この本は鎌倉投信と中小企業について共同研究を行っている法政大学の坂本教授の本です。
鎌倉投信での説明会で紹介された本でしたので、どんな会社が投資対象になるんだろう?という興味と、鎌田さんが語っていた企業像がイキイキとしていて魅力的に思えたので、じっくり本を読んでみたいという二つの理由でその日のうちに買って帰りました。
登場するのは本当に小さな8社です。
東京・吉祥寺にある小さな和菓子店「小ざさ」
広島県呉にある身障者・高齢者向け福祉衣料、寝具のトップメーカー「ハッピーおがわ」
北海道札幌にあるエコ名刺の「丸吉日新堂印刷」
栃木那須塩原にあるリピーター率73%という現代アートを取り入れた旅館「板室温泉大黒屋」
熊本県熊本にある県外からもワインを買いに来る「あらき」
東京・秋葉原にある高齢者限定人材派遣の「高齢社」
埼玉県志木にあるオリンピックで金銀銅メダル独占する砲丸を作る「辻谷工業」
島根県出雲にある福祉機器メーカー「キシ・エンジニアリング」
ハッピーおがわは高齢者向家に片手ですぐに脱げるように工夫したズボンや一人の女の子のために大きなサイズの靴下を作ったり、あくまでも利用者目線でものづくりをしています。しかも、その女の子用に特注で作っても値段は1,260円。
「開発コストがかかったからといって何万円もしたのでは、その人は買うことができません。それでは結局必要としている人が使うことができず我慢してしまう。」
ここまで顧客目線を徹底した企業はなかなかないと思います。
送料無料、サイズ直し無料というのも、凄いことだと思うのですが、社長曰く以前は背負って持っていった事を考えれば送料なんて安いものだそうです。
とにかく、相手にとって、困っている人にとって最もいいことは何か?をビジネスの根っこにしているのでぶれがありません。
また、札幌にある名刺屋さん丸吉日新堂印刷は社長以下社員三名、パート二名という小さな会社ながらペットボトル再生紙やとうもろこし皮、バナナの茎、ケナフ、間伐材などを利用したエコな再生紙を用いた名刺が売りで、リピーター率が90%、道外客が80%という業績も凄いです。
更には障がい者に仕事を回すという福祉活動の一環として点字付き名刺も作成しています。

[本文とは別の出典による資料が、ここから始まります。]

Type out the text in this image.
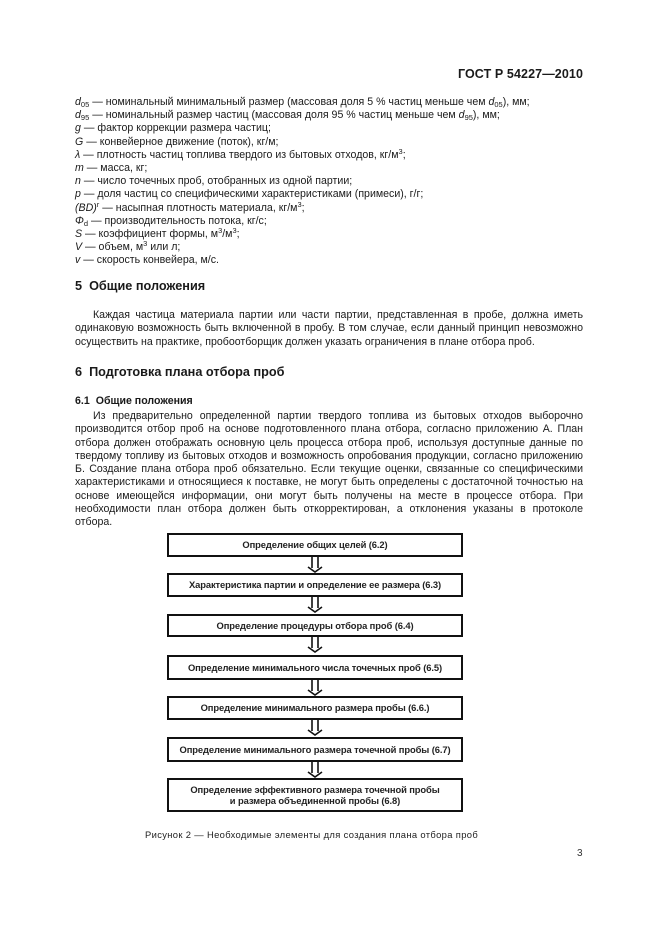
ГОСТ Р 54227—2010
$d_{05}$ — номинальный минимальный размер (массовая доля 5 % частиц меньше чем $d_{05}$), мм;
$d_{95}$ — номинальный размер частиц (массовая доля 95 % частиц меньше чем $d_{95}$), мм;
g — фактор коррекции размера частиц;
G — конвейерное движение (поток), кг/м;
λ — плотность частиц топлива твердого из бытовых отходов, $кг/м^3$;
m — масса, кг;
n — число точечных проб, отобранных из одной партии;
p — доля частиц со специфическими характеристиками (примеси), г/г;
(BD)$^r$ — насыпная плотность материала, $кг/м^3$;
$\Phi_d$ — производительность потока, кг/с;
S — коэффициент формы, $м^3/м^3$;
V — объем, $м^3$ или л;
v — скорость конвейера, м/с.
5 Общие положения
Каждая частица материала партии или части партии, представленная в пробе, должна иметь одинаковую возможность быть включенной в пробу. В том случае, если данный принцип невозможно осуществить на практике, пробоотборщик должен указать ограничения в плане отбора проб.
6 Подготовка плана отбора проб
6.1 Общие положения
Из предварительно определенной партии твердого топлива из бытовых отходов выборочно производится отбор проб на основе подготовленного плана отбора, согласно приложению А. План отбора должен отображать основную цель процесса отбора проб, используя доступные данные по твердому топливу из бытовых отходов и возможность опробования продукции, согласно приложению Б. Создание плана отбора проб обязательно. Если текущие оценки, связанные со специфическими характеристиками и относящиеся к поставке, не могут быть определены с достаточной точностью на основе имеющейся информации, они могут быть получены на месте в процессе отбора. При необходимости план отбора должен быть откорректирован, а отклонения указаны в протоколе отбора.
Определение общих целей (6.2)
Характеристика партии и определение ее размера (6.3)
Определение процедуры отбора проб (6.4)
Определение минимального числа точечных проб (6.5)
Определение минимального размера пробы (6.6.)
Определение минимального размера точечной пробы (6.7)
Определение эффективного размера точечной пробы
и размера объединенной пробы (6.8)
Рисунок 2 — Необходимые элементы для создания плана отбора проб
3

点字加工は精神障がいを持つ人が手作業で行っているそうです。
先日訪問した鎌倉投信の皆さんもここの点字入りペットボトル再生名刺を使ってました。
この本でもP99にK投信という事でちょっとだけ登場しています。
鎌倉投信も中小企業情報を調査するアンケートを送る際に、封筒などは丸吉日新堂印刷へ発注し、ラベル貼りなどは近所の作業所から障がいを持つ人に来てもらって作業をお願いしたそうです。
自分も個人用ブログ名刺は丸吉日新堂印刷さんにお願いしてみました。
再生紙の種類は北海道出身という事でとうきび(トウモロコシ)皮の再生紙を選びました。
大通公園のトウキビ屋台から出るトウキビ皮から紙を作るって発想と実現してしまうところがスゴイ!
この他にも老舗温泉旅館が現代アートを取り入れた旅館に生まれ変わった話や、倒産寸前まで落ち込んだ酒屋が元々得意だったワインに特化して語りかけるように丁寧に営業するようになったら客足が戻ったなど、顧客本位ってなんだろう?と改めて考えさせられる会社が続々と登場します。
読んでいてワクワクするような事業をしている会社ばかりで、企業の大小では良し悪しは語れないなと実感します。
どうしても世の中では大企業=いい会社というイメージがありますが、小さくてもこんなにお客様に喜ばれている会社があるというのは
もっと多くの人に知ってもらいたい事実です。
きっと鎌倉投信が投資することになる会社もこういった話がたくさんある会社になるんだろうなという事で、そちらも楽しみにしています。